Первым успешно применил антропный принцип Фред Хойл в 1954 году: он предсказал свойства ядра углерода, необходимые для того, чтобы в недрах звезд мог сформироваться углерод. Эти свойства позднее были действительно открыты – какими и были предсказаны 87. Хойл, как утверждается, учел, что углерод составляет основу жизни на Земле, а значит, звезды должны уметь его производить. Некоторые историки науки сомневаются, так ли на самом деле рассуждал Хойл, но сам факт, что так могло быть, показывает, как аргументация, основанная на антропном принципе, способна приводить к дельным выводам 88.

Антропный принцип, таким образом, служит ограничением, накладываемым на наши теории, которое обеспечивает согласованность с наблюдениями. Он верен независимо от того, существует или нет мультивселенная, и независимо от объяснения, стоящего за значениями параметров в наших теориях, – если таковое есть.

Причина, по которой антропный принцип частенько упоминается сторонниками идеи о мультивселенной, состоит в том, что они утверждают, будто это единственное объяснение и нет иных обоснований, устанавливающих наблюдаемые нами параметры. Но тогда ведь нужно показать, что значения, которые мы наблюдаем, действительно единственные (или по крайней мере высоковероятны), если требуется, чтобы жизнь была возможна. А это крайне спорно.

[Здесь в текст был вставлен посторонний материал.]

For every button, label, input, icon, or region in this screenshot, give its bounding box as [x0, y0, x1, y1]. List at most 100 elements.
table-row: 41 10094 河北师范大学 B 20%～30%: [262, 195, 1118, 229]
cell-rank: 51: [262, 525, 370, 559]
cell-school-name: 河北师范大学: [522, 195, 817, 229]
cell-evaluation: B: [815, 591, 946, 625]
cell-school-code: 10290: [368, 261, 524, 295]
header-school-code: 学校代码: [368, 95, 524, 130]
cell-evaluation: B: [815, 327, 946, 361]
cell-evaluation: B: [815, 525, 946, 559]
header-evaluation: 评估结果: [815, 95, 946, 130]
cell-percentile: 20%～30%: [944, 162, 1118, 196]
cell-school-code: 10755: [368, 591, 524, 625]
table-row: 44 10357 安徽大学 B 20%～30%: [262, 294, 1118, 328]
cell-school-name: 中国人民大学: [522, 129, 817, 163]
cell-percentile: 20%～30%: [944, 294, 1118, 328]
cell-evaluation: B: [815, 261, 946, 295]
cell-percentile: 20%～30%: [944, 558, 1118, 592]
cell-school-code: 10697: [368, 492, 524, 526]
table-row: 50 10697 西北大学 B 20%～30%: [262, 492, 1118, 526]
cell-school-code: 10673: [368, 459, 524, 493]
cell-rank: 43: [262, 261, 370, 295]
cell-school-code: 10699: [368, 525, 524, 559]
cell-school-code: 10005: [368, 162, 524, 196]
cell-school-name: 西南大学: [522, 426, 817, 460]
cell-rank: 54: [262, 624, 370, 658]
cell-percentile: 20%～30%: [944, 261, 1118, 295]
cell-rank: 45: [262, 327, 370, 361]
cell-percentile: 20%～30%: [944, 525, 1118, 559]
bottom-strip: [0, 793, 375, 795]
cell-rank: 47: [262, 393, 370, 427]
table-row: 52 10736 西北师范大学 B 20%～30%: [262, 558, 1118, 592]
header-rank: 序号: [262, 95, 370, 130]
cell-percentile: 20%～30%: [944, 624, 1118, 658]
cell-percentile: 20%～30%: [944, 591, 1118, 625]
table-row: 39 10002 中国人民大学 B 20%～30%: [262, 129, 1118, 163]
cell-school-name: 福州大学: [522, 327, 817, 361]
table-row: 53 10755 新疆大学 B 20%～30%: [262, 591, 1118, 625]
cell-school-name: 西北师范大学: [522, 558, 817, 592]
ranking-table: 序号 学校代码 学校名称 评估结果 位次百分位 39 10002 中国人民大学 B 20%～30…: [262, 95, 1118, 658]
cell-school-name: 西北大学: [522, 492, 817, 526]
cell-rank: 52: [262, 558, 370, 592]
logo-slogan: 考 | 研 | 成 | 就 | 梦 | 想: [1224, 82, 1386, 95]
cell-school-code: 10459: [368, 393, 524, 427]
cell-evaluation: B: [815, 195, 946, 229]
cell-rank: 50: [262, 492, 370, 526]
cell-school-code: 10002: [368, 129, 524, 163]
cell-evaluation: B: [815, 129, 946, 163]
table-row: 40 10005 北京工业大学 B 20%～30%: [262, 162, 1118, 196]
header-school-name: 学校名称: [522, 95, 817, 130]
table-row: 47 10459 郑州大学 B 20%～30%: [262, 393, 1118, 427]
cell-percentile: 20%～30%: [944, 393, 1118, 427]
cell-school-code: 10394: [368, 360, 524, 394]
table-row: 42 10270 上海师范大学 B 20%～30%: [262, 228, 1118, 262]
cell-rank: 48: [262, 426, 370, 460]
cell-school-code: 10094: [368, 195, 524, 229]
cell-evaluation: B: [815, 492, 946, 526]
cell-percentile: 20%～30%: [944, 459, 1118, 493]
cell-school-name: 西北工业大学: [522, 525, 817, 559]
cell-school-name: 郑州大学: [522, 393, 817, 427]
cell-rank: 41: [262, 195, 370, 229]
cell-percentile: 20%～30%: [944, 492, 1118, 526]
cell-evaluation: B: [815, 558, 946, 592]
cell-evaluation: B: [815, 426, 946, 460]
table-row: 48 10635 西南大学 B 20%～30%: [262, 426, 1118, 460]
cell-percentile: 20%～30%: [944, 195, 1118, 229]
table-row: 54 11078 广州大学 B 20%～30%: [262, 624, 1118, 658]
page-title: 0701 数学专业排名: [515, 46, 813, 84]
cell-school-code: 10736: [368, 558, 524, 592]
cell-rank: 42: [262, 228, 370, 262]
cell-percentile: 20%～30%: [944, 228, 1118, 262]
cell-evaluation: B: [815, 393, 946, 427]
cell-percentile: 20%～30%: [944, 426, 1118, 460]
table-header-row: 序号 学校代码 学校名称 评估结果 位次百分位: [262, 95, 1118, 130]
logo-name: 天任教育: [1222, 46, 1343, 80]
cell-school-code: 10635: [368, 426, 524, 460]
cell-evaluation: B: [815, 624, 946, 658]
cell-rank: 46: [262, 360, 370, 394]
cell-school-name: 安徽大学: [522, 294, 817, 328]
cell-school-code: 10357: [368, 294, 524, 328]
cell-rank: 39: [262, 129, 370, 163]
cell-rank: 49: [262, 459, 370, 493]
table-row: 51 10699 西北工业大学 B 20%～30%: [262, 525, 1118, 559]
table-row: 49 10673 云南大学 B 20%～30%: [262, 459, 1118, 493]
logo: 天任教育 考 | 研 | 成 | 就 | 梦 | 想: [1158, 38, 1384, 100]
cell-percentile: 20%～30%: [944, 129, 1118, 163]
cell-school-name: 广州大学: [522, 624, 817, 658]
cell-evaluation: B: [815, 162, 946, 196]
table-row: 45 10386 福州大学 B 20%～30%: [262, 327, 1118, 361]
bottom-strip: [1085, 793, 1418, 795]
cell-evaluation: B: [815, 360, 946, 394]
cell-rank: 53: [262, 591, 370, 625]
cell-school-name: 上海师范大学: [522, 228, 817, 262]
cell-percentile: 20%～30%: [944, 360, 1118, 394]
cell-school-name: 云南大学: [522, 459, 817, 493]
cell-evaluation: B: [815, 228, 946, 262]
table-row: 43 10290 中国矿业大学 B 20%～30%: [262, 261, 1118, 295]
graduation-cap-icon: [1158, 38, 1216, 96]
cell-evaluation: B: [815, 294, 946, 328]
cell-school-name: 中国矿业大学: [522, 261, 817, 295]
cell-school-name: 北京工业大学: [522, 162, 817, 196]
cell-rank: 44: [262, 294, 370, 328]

Типичное заявление, что антропный принцип якобы объясняет значения параметров в мультивселенной, выглядит так: если бы параметр x был хоть чуточку больше или меньше, нас бы не существовало. Есть горстка примеров, когда это так, – скажем, в случае с сильным ядерным взаимодействием. Будь оно слабее, крупные атомы не смогли бы сохранять свою целостность, а будь оно сильнее, звезды сгорали бы слишком быстро 89. Проблема с подобными аргументами в том, что небольшие вариации одного из двух десятков параметров не учитывают большого количества возможных комбинаций. На самом деле, чтобы иметь возможность заключить, что есть лишь одна комбинация, допускающая существование жизни, пришлось бы рассматривать независимые изменения всех параметров. Но в настоящее время такие расчеты неосуществимы.